Subject: Re: Please help!!
From: Erik Naggum <>
Date: 1999/02/07
Newsgroups: comp.lang.lisp
Message-ID: <>

* Steve Gonedes <>
| Anyway, is the following function candidate for tail-call-elimination?
| I just don't see how it is possible - even if the compiler knows no
| redefinition is going to occur.
| (defun make-nums (count &optional (result ()))
|   (cond ((zerop count) result)
|      (t (make-nums (1- count) (cons count result)))))

  here's the last function call compiled with tail call merging.

	movl	ebx,[esi+50]    ; make-nums
	jmp	*[edi+39]       ; tramp-two

  and here it is without:

	movl	ebx,[esi+50]    ; make-nums
	call	*[edi+39]       ; tramp-two

  (yeah, the CPU is an Intel Pentium.  sorry about that, but at least it
  may be well known.)

  to understand this, consider that a function call pushes the instruction
  pointer on the stack, _jumps_ to the new code, which sets up a stack
  frame with an ENTER instruction, does its work, performs LEAVE to unwind
  the stack, and finally returns to the caller with a RET instruction which
  pops the return address from the stack, and _jumps_ to it.

  consider the normal call case first: every call is made within the stack
  frame set up at each call, so every call consumes a fairly large amount
  of space, typically 50 to 100 bytes.  then all it does when it returns is
  unwind the stack frame and return to the its caller, which does the same
  as many times as the function has called itself.  pretty boring.  (we can
  all be thankful that CPU's aren't self-aware or they'd just revolt.)

  instead of making a new function call, we can unwind the stack frame if
  there is nothing on it that we need (even Intel has half a register left
  that can be used to pass arguments), and then call the function with our
  caller's return address still on the stack.  all we keep around is the
  address of our caller.  everything else is still set up at every call,
  but it happens over and over in the _same_ area of memory instead of new
  memory at every call.

  some people believe that a tail call is as efficient as a loop, but they
  either don't know their CPU very well (typical of some people's arrogance
  towards their tools), and/or they believe in magic or propaganda, neither
  of which are proven reliable sources of technical information.  it is
  generally unwise to assume that you can use an existing stack frame when
  entering a function anew, even the _same_ function.  to do that reliably,
  you use a looping construct that has control over the variable assignment
  and works _inside_ the stack frame and the known function body.

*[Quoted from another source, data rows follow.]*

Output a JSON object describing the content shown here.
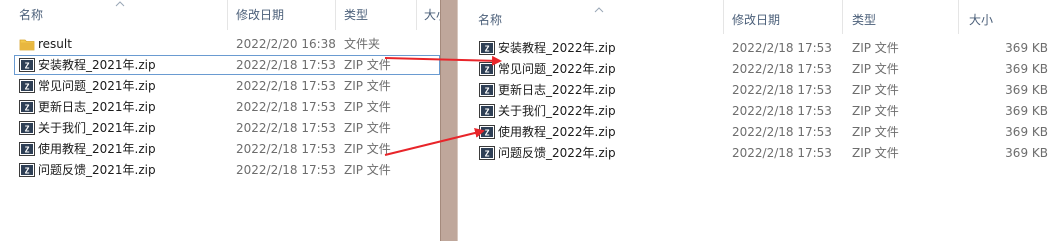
{
  "left": {
    "columns": {
      "name": "名称",
      "date": "修改日期",
      "type": "类型",
      "size": "大小"
    },
    "rows": [
      {
        "name": "result",
        "date": "2022/2/20 16:38",
        "type": "文件夹",
        "icon": "folder-icon"
      },
      {
        "name": "安装教程_2021年.zip",
        "date": "2022/2/18 17:53",
        "type": "ZIP 文件",
        "icon": "zip-archive-icon"
      },
      {
        "name": "常见问题_2021年.zip",
        "date": "2022/2/18 17:53",
        "type": "ZIP 文件",
        "icon": "zip-archive-icon"
      },
      {
        "name": "更新日志_2021年.zip",
        "date": "2022/2/18 17:53",
        "type": "ZIP 文件",
        "icon": "zip-archive-icon"
      },
      {
        "name": "关于我们_2021年.zip",
        "date": "2022/2/18 17:53",
        "type": "ZIP 文件",
        "icon": "zip-archive-icon"
      },
      {
        "name": "使用教程_2021年.zip",
        "date": "2022/2/18 17:53",
        "type": "ZIP 文件",
        "icon": "zip-archive-icon"
      },
      {
        "name": "问题反馈_2021年.zip",
        "date": "2022/2/18 17:53",
        "type": "ZIP 文件",
        "icon": "zip-archive-icon"
      }
    ]
  },
  "right": {
    "columns": {
      "name": "名称",
      "date": "修改日期",
      "type": "类型",
      "size": "大小"
    },
    "rows": [
      {
        "name": "安装教程_2022年.zip",
        "date": "2022/2/18 17:53",
        "type": "ZIP 文件",
        "size": "369 KB",
        "icon": "zip-archive-icon"
      },
      {
        "name": "常见问题_2022年.zip",
        "date": "2022/2/18 17:53",
        "type": "ZIP 文件",
        "size": "369 KB",
        "icon": "zip-archive-icon"
      },
      {
        "name": "更新日志_2022年.zip",
        "date": "2022/2/18 17:53",
        "type": "ZIP 文件",
        "size": "369 KB",
        "icon": "zip-archive-icon"
      },
      {
        "name": "关于我们_2022年.zip",
        "date": "2022/2/18 17:53",
        "type": "ZIP 文件",
        "size": "369 KB",
        "icon": "zip-archive-icon"
      },
      {
        "name": "使用教程_2022年.zip",
        "date": "2022/2/18 17:53",
        "type": "ZIP 文件",
        "size": "369 KB",
        "icon": "zip-archive-icon"
      },
      {
        "name": "问题反馈_2022年.zip",
        "date": "2022/2/18 17:53",
        "type": "ZIP 文件",
        "size": "369 KB",
        "icon": "zip-archive-icon"
      }
    ]
  },
  "colors": {
    "header_text": "#4c607a",
    "meta_text": "#6d6d6d",
    "selection_outline": "#6a9bd1",
    "folder_yellow": "#e8b73f",
    "arrow_red": "#e8252a",
    "splitter": "#bfa79b"
  }
}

  in the event that the compiler actually transforms a self-recursive tail
  call into a loop, things turn a bit different, since we're no longer
  calling the function via the variable's value (in Scheme).  to make such
  a transformation, one would have to know that no side effects are made
  during the loop, as you have pointed out.  so generally, you can't, and
  the special cases where you can are probably a lot easier done with a
  real loop, anyway, despite the attraction of syntactic recursion.

  Y2K conversion simplified: Januark, Februark, March, April, Mak, June,
  Julk, August, September, October, November, December.